Oui, dès lors que vous facturez des professionnels : même une facture B2B par trimestre devra passer par le circuit à compter de votre échéance d’émission. À petit volume, la solution proportionnée existe (offres d’entrée de gamme, portails des plateformes) ; ce qui n’existera plus, c’est le PDF par email vers un client professionnel français.
Que se passe-t-il si je ne fais rien ?
Dès maintenant, une entreprise sans plateforme agréée déclarée ne peut pas recevoir les factures électroniques de ses fournisseurs, et s’expose au régime de sanctions progressif prévu par la loi de finances pour 2026 (mise en demeure, puis amendes tant que l’adresse de facturation n’est pas active). À partir de votre échéance d’émission, vos factures B2B hors circuit ne seraient tout simplement pas conformes. Le coût de la mise en règle est très inférieur à celui de l’attente.
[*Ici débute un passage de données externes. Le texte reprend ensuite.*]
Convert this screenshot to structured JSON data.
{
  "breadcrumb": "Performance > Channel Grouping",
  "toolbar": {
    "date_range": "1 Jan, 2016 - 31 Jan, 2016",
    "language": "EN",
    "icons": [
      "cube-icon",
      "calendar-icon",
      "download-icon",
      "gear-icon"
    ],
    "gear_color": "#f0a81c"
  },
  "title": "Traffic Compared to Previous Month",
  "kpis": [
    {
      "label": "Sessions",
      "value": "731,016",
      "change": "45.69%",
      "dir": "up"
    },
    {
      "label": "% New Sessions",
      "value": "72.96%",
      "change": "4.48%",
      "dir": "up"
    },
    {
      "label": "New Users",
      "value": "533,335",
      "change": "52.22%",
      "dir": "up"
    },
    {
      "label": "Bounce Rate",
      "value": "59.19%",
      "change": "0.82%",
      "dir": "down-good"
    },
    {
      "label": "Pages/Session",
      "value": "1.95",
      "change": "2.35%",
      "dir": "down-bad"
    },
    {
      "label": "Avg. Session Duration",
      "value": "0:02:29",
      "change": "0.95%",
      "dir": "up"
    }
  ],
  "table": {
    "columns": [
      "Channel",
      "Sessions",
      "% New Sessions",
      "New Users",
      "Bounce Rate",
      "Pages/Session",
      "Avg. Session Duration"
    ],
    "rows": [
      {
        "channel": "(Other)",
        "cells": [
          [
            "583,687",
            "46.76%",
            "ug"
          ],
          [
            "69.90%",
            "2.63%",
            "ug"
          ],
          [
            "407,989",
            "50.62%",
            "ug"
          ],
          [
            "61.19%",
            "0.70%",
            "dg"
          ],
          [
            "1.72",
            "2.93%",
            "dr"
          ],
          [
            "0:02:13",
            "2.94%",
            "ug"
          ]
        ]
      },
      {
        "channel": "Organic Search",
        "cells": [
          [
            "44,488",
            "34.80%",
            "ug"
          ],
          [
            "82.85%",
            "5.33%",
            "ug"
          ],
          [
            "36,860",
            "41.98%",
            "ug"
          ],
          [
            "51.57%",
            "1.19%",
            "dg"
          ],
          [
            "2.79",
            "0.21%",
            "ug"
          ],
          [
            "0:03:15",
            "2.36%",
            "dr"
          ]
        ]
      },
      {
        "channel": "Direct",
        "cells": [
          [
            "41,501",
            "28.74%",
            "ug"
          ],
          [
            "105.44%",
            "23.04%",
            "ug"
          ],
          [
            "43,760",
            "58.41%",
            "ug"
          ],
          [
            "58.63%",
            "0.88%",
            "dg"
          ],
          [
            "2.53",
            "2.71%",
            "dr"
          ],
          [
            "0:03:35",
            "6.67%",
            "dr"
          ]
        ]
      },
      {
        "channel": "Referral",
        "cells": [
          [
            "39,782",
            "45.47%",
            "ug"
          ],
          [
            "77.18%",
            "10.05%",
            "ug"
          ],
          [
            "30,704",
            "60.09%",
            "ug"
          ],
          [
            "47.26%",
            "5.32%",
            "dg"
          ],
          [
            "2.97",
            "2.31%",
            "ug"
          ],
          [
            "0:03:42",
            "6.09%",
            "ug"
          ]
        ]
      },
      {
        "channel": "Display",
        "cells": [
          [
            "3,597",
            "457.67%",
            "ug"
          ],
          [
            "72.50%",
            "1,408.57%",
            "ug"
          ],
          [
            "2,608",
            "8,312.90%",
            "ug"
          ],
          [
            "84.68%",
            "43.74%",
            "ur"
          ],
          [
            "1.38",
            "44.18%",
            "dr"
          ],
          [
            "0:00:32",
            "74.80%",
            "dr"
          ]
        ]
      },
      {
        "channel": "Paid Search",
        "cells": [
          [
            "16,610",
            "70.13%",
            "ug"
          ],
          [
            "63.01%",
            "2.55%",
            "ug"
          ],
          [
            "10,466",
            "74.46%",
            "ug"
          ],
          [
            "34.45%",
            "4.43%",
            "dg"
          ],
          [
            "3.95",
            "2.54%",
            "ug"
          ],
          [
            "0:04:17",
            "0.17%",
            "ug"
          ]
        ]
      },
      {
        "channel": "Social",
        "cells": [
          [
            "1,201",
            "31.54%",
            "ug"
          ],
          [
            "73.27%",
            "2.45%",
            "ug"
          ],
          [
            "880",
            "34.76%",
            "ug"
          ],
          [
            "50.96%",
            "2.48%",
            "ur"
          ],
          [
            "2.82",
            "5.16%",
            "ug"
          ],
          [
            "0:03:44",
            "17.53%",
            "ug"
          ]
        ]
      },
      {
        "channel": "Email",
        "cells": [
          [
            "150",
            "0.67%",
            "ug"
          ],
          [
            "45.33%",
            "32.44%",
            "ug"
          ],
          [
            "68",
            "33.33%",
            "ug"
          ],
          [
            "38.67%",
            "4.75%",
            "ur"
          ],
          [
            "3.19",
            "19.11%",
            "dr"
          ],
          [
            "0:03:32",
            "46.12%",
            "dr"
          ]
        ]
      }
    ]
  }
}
Puis-je continuer à facturer sur Word ou Excel ?
Pour vos clients particuliers, techniquement oui, même si l’enregistrement des ventes pour le e-reporting plaide déjà pour un outil. Pour vos clients professionnels français, non à partir de votre échéance d’émission : un document bureautique, même exporté en PDF, n’est pas un format structuré du socle et ne peut pas entrer dans le circuit. La question n’est donc pas « si » mais « quand » basculer, et chaque mois d’avance est un mois de rodage gagné.
La réforme change-t-elle mes déclarations de chiffre d’affaires ?
Vos déclarations habituelles (Urssaf, et TVA si vous y êtes passé) demeurent à ce stade : la réforme organise la transmission des données de facturation et de transaction, avec l’objectif à terme de préremplir et de simplifier. Le bénéfice immédiat est ailleurs : un outil qui tient factures et encaissements proprement rend chaque déclaration plus rapide et plus sûre dès aujourd’hui.
L’essentiel à retenir
Micro-entrepreneur en 2026, vous êtes dans la réforme comme tout le monde : réception des factures électroniques déjà obligatoire, émission et e-reporting à partir de septembre 2027, franchise de TVA ou pas. Le chemin serein tient en quatre gestes : un outil de facturation conforme raccordé à une plateforme agréée, des fiches clients au SIREN propre, votre fiche annuaire vérifiée, et un circuit rodé avant l’échéance. Commencez par l’état des lieux de votre clientèle : il vous dira si votre priorité est l’émission B2B ou le e-reporting, et tout le reste en découle.